Hi Everyone- This article was published in the Miami Herald last week regarding the fight to save the downstairs enclosures that are found throughout the Florida Keys. Please read on....

Florida Keys try to save downstairs rooms in stilt homes
Jul 27, 2009 — The Miami Herald



Cammy Clark

Jul. 27, 2009 (McClatchy-Tribune Regional News delivered by Newstex) -- Debra and Rory Brown were applying in 2006 for an elevator permit to help their newly paralyzed son get around the Cudjoe Key stilt home they bought three years earlier when they made an upsetting discovery: Their downstairs enclosure is illegal.

And they're not alone in the low-lying Florida Keys. As many as 8,000 downstairs enclosures -- from single rooms to complete rental apartments -- have been built illegally under stilt homes since 1974.

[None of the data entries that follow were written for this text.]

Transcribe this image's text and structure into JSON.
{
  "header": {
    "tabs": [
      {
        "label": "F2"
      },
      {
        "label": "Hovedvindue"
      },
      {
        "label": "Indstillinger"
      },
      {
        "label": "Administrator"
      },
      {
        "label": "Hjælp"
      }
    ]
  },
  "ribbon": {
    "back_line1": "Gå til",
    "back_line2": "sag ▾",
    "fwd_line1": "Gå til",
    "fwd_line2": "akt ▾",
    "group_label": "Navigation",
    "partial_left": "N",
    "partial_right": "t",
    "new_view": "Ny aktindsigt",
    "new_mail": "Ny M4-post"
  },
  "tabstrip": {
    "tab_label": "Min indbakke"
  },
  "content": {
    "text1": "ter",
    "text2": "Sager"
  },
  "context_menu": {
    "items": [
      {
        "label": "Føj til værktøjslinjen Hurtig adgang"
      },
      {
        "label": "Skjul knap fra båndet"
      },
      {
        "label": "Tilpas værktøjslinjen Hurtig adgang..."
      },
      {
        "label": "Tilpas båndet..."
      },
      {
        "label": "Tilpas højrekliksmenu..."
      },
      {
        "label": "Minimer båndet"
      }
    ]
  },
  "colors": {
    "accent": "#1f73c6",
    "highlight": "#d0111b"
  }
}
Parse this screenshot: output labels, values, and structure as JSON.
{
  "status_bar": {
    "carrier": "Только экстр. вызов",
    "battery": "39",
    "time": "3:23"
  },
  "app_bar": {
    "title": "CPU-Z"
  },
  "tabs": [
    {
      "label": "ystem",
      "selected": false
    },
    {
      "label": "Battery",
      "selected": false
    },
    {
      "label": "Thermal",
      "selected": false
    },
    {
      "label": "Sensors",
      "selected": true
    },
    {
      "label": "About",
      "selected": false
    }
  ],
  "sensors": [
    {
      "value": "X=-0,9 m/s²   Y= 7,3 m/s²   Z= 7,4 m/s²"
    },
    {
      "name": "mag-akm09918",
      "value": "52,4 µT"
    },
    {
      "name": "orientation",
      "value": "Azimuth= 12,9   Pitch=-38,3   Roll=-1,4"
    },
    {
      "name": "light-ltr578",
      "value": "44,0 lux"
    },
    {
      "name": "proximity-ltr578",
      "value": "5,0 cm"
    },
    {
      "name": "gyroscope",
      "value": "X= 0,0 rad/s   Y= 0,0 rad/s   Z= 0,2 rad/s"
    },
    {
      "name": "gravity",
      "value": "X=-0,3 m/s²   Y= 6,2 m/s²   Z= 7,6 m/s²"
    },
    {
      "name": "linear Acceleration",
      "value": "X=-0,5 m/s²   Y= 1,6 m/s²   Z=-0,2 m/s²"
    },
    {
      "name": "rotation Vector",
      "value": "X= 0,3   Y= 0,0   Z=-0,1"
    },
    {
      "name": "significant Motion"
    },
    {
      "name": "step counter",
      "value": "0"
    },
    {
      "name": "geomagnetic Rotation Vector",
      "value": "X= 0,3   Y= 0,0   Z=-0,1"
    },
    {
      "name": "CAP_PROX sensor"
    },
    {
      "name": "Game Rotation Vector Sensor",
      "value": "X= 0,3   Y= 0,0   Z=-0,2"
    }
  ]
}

That was the year Monroe County agreed to strict federal regulations that ban most residential below-flood-level construction to join the National Flood Insurance Program.

Some enclosures were constructed on the sly. But many had the county's blessing, with building permits and tax bills. All are jeopardizing the island chain's subsidized flood insurance.

To correct the 30-year mess that the county helped create, the County Commission this month unanimously agreed to send the Federal Emergency Management Agency a limited amnesty proposal they think can save most downstairs enclosures. FEMA runs the flood insurance program.

"We don't want this headache to keep being passed on," Monroe County Mayor George Neugent said. "Let's bite the bullet and provide a long-term solution."

AMNESTY PROPOSAL

The new proposal would award amnesty for all downstairs enclosures built before the inspections began on March 14, 2002. Nobody knows how many homeowners would qualify.

To get amnesty, homeowners would have to obtain an annual, special-use permit. It would include a fee for a debris cleanup fund, which would be tapped if flood waters destroyed the ground-level enclosure. Any future sale of a home in unincorporated Monroe County would be required to be inspected.

But the proposal does not help homeowners who rent their downstairs enclosures. FEMA regulations never have allowed such enclosures to serve as rentals, a common practice in the Keys.

Attorney Richard Bennett -- who represented a group of Keys' homeowners called "Keep Our Downstairs Enclosures" that failed to resolve the issue in the 1980s -- called the commission's new proposal "brilliant" and "our last, best hope."

FEMA is considering it. FEMA spokeswoman Mary Hudek said officials at the Atlanta regional office discussed the draft proposal Tuesday in a conference call with headquarters in Washington.

The proposal, however, has opposition. Citizens Not Serfs, a group campaigning for less regulation, says that the county should determine whether the pilot inspection program has worked -- it's slated to run through 2011 -- before proposing anything new.

"Other coastal communities don't have mandatory downstairs enclosure inspections," said Citizens Not Serfs founder Phil Shannon. "Why does Monroe County have to have a unique, one-of-a-kind program?"

FEMA officials, who battled Monroe for decades over the issue, argue that building anything beneath a stilted home only brings problems when storms hit.

"After Hurricane Ike, at the south end of Galveston, the one house that was elevated and built in a strong way was the house that was left," said Hudek. "That's the picture we like to see."

Commissioner Mario de Gennaro said he wants to move fast on getting approval for the amnesty proposal to prevent any future demolitions and get people to use licensed contractors.

But such relief could come too late for some, such as Joe Stazzone. This month, the county ordered him to remove the two-bedroom, one-bath downstairs enclosure of his oceanfront home on Duck Key by Aug. 20. "I don't know what I'm going to do," he said.

LEGAL BATTLE

Stazzone bought the three-bedroom, two-bath house a decade ago as a vacation home. He said he has spent $15,000 in legal fees to try to keep the downstairs rooms that were built in the mid 1970s, long before he bought the house.

Those who rent their ground-level rooms are in a similar bind.

Bob Haupt, who bought his house 13 years ago with the rental unit and tenant in place, said he is being forced to kick out the now 30-year tenant and probably sell his dream home in Islamorada because of the loss of income. "We were deceived when we bought this place," Haupt said.

U.S. Rep. Ileana Ros-Lehtinen, a Republican whose district includes the Keys, sides with homeowners. "Amidst a national housing crisis, FEMA is taking unjust retroactive enforcement measures against Keys properties," she said.

But because mortgages are tied to having flood insurance, the county can't risk losing the program, said County Commissioner Kim Wiggington.

As of 2008, 20,026 flood insurance policies were in force in unincorporated Monroe County, providing $4 billion in coverage, according to the county.

Flood insurance covered little of the damage to the Browns' downstairs enclosure on Cudjoe Key after the storm surge from Hurricane Wilma in 2005, Rory Brown said.

"We'll take the risk," he said. "All we want is for our son to have a home that is accessible to him. He deserves his independence."